La aplicación aberrante de una categoría socio-antropológica como lo hace el autor del artículo

citado, es de una racionalidad abominable. Está demostrado que: crítica cultural, ejercicio de la política, una política de la cultura nombran un conjunto de hechos discursivos homogeneizados que permite fácilmente el pasaje y la rotación entre todos estos lugares. Ficción política, análisis del discurso, política, muestran que dicha homogeneidad es dominante como discurso oficial, más allá de cada posición política. Donde en nombre de una supuesta "especificidad", los "especialistas" ceden sus argumentaciones políticas a los referentes de su propio discurso. En este caso, referentes señala la metodología o los instrumentos utilizados para sus propios análisis. Este discurso de las ciencias sociales acerca de la política, es una política.

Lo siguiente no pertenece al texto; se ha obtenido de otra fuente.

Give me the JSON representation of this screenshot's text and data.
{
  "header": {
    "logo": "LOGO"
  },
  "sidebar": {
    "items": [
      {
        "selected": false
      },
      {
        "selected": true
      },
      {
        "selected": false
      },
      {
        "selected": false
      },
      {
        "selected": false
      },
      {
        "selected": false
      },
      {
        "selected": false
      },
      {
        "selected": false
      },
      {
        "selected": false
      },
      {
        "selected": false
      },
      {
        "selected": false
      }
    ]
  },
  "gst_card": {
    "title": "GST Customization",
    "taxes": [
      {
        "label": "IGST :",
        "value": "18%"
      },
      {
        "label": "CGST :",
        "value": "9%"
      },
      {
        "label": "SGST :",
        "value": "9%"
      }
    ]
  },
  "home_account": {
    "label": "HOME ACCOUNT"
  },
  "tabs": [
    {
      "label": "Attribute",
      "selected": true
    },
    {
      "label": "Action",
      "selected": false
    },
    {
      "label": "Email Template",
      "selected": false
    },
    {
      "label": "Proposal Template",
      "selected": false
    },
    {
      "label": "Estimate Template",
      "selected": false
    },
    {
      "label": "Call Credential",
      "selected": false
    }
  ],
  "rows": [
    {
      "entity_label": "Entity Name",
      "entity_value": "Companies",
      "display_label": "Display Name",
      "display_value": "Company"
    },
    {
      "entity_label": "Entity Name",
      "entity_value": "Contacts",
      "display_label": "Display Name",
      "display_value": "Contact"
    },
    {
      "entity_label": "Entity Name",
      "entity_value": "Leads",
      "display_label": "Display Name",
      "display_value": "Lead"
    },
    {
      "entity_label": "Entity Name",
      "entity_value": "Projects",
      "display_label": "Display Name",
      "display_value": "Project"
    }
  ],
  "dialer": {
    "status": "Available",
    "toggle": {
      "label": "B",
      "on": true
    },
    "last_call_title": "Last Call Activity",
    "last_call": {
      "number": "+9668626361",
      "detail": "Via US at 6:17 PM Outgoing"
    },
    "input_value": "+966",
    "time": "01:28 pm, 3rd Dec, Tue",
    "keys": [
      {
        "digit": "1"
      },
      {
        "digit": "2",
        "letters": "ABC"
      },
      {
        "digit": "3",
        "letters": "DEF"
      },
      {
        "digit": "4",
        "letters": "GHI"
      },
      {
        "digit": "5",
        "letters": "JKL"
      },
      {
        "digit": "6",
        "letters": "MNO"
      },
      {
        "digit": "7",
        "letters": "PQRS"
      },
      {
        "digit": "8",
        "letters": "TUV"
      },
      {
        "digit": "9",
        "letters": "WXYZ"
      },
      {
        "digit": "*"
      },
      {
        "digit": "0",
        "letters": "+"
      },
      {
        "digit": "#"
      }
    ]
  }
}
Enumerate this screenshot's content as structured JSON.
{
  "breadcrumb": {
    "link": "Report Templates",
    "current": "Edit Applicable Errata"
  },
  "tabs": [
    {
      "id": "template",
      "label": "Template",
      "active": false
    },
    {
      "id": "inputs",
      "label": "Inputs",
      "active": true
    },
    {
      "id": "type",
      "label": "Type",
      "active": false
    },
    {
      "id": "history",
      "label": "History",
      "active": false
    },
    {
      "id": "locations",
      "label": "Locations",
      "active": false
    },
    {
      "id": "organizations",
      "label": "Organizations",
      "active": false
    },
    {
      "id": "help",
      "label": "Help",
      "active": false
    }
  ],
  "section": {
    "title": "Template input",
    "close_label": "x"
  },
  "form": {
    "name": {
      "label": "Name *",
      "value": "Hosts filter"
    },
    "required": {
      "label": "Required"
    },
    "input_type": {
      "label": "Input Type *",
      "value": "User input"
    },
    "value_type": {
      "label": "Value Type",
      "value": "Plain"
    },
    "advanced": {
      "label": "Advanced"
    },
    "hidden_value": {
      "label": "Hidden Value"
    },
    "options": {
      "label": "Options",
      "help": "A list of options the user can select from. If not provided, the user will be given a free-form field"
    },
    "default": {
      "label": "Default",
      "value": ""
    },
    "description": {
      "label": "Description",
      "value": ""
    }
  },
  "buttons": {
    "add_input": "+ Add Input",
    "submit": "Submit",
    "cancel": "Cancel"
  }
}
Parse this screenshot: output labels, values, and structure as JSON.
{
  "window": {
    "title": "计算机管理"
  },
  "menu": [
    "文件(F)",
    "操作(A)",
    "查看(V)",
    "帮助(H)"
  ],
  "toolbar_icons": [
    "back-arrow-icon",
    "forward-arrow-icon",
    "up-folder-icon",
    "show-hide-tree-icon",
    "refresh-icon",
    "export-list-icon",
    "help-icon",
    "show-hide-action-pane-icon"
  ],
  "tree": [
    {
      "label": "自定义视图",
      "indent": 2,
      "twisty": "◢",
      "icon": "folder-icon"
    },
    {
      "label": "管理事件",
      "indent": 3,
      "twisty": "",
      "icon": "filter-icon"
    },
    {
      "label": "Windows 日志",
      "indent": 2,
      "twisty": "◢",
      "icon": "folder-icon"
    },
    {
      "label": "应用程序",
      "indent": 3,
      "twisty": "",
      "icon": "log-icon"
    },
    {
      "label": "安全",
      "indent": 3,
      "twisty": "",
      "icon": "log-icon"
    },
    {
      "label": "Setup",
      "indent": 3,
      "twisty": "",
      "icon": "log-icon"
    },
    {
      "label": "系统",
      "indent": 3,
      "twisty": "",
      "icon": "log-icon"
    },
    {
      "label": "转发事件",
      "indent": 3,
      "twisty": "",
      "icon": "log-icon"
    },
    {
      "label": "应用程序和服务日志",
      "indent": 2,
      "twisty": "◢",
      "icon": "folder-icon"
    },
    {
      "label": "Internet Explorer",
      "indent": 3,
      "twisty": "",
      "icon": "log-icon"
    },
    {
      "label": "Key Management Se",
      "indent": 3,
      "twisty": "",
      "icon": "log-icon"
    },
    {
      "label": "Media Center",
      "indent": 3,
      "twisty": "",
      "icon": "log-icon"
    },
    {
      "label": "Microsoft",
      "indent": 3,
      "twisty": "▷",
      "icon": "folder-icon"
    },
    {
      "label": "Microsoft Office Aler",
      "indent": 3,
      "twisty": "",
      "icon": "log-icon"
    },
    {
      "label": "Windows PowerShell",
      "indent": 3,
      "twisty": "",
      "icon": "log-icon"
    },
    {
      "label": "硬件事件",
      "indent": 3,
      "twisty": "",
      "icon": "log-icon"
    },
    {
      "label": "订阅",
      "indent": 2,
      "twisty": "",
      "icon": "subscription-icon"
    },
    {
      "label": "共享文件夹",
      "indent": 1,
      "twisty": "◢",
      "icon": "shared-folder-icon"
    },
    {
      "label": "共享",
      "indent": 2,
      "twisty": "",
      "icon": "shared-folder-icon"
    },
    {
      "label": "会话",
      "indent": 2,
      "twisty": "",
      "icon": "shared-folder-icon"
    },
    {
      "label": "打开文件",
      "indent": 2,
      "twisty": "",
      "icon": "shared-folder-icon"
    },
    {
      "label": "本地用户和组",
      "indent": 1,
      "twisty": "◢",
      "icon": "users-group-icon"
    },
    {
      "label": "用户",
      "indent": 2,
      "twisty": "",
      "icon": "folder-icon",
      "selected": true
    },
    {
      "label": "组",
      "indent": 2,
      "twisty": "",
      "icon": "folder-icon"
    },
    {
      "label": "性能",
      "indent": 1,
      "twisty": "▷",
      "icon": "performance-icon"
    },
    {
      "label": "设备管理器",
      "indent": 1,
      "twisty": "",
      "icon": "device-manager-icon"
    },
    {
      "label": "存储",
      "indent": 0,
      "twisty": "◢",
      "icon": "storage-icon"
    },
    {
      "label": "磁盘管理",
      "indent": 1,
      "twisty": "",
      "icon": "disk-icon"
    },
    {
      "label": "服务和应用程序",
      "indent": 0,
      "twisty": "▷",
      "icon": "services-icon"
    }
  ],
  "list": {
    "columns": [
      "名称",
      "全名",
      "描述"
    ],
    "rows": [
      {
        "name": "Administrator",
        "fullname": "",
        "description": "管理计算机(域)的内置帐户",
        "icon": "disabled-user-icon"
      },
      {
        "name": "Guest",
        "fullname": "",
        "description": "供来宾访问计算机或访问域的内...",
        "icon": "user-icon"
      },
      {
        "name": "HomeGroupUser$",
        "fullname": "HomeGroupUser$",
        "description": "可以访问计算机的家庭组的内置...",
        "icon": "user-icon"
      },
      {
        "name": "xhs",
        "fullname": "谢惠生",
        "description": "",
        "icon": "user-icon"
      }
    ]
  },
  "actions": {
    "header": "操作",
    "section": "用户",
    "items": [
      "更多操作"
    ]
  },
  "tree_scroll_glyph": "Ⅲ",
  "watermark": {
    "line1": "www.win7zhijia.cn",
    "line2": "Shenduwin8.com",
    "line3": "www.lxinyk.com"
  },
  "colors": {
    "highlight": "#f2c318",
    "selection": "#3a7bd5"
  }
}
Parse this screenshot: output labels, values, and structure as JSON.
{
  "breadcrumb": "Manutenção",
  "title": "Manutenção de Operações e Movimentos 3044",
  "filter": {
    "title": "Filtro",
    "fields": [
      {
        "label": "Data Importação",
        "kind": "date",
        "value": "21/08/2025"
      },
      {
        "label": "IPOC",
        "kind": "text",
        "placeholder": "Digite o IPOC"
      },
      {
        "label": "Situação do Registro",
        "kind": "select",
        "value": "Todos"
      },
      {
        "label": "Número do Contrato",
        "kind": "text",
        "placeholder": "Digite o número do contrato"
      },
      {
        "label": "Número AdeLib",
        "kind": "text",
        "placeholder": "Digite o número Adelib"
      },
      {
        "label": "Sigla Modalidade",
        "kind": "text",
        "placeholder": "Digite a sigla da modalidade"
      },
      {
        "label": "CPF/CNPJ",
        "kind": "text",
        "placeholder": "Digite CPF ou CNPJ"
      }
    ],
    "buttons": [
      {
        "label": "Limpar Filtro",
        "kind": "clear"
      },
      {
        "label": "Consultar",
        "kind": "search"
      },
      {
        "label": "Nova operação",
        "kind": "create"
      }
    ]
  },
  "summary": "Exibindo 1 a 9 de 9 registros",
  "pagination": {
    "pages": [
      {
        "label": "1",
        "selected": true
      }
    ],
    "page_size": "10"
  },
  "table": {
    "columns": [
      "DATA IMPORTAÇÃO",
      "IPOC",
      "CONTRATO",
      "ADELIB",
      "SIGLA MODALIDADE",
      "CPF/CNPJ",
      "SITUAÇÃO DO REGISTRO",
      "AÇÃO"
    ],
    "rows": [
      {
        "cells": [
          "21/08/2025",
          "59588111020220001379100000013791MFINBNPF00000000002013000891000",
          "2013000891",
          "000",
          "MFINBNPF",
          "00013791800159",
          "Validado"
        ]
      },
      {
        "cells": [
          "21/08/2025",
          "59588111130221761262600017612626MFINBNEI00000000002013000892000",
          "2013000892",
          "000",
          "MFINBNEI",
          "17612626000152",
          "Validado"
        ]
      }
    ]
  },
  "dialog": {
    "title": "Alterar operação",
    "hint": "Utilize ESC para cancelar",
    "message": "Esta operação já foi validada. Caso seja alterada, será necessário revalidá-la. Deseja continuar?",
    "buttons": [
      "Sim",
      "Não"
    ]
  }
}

Este referente homogéneo es un código compartido más allá de las diferencias, ya que hay un reconocimiento común en el paradigma científico. Por eso se produce un fenómeno mimético en el registro de las argumentaciones cuyos puntos de contacto y distanciamiento han sido marcados de manera exhaustiva. Pero este mimetismo se encuentra también como fenómeno estético y estilístico. Los dichos políticos, las frases estereotipadas, los gestos teatrales, las descripciones caracterológicas conforman una jerga "política" con restos de la literatura, las ciencias sociales, la psicología o el psicoanálisis, produciendo un lenguaje inédito que entra en relación mimética con esos discursos y funciona como un aparato formalmente vacío que deja espacio a una hibridez política.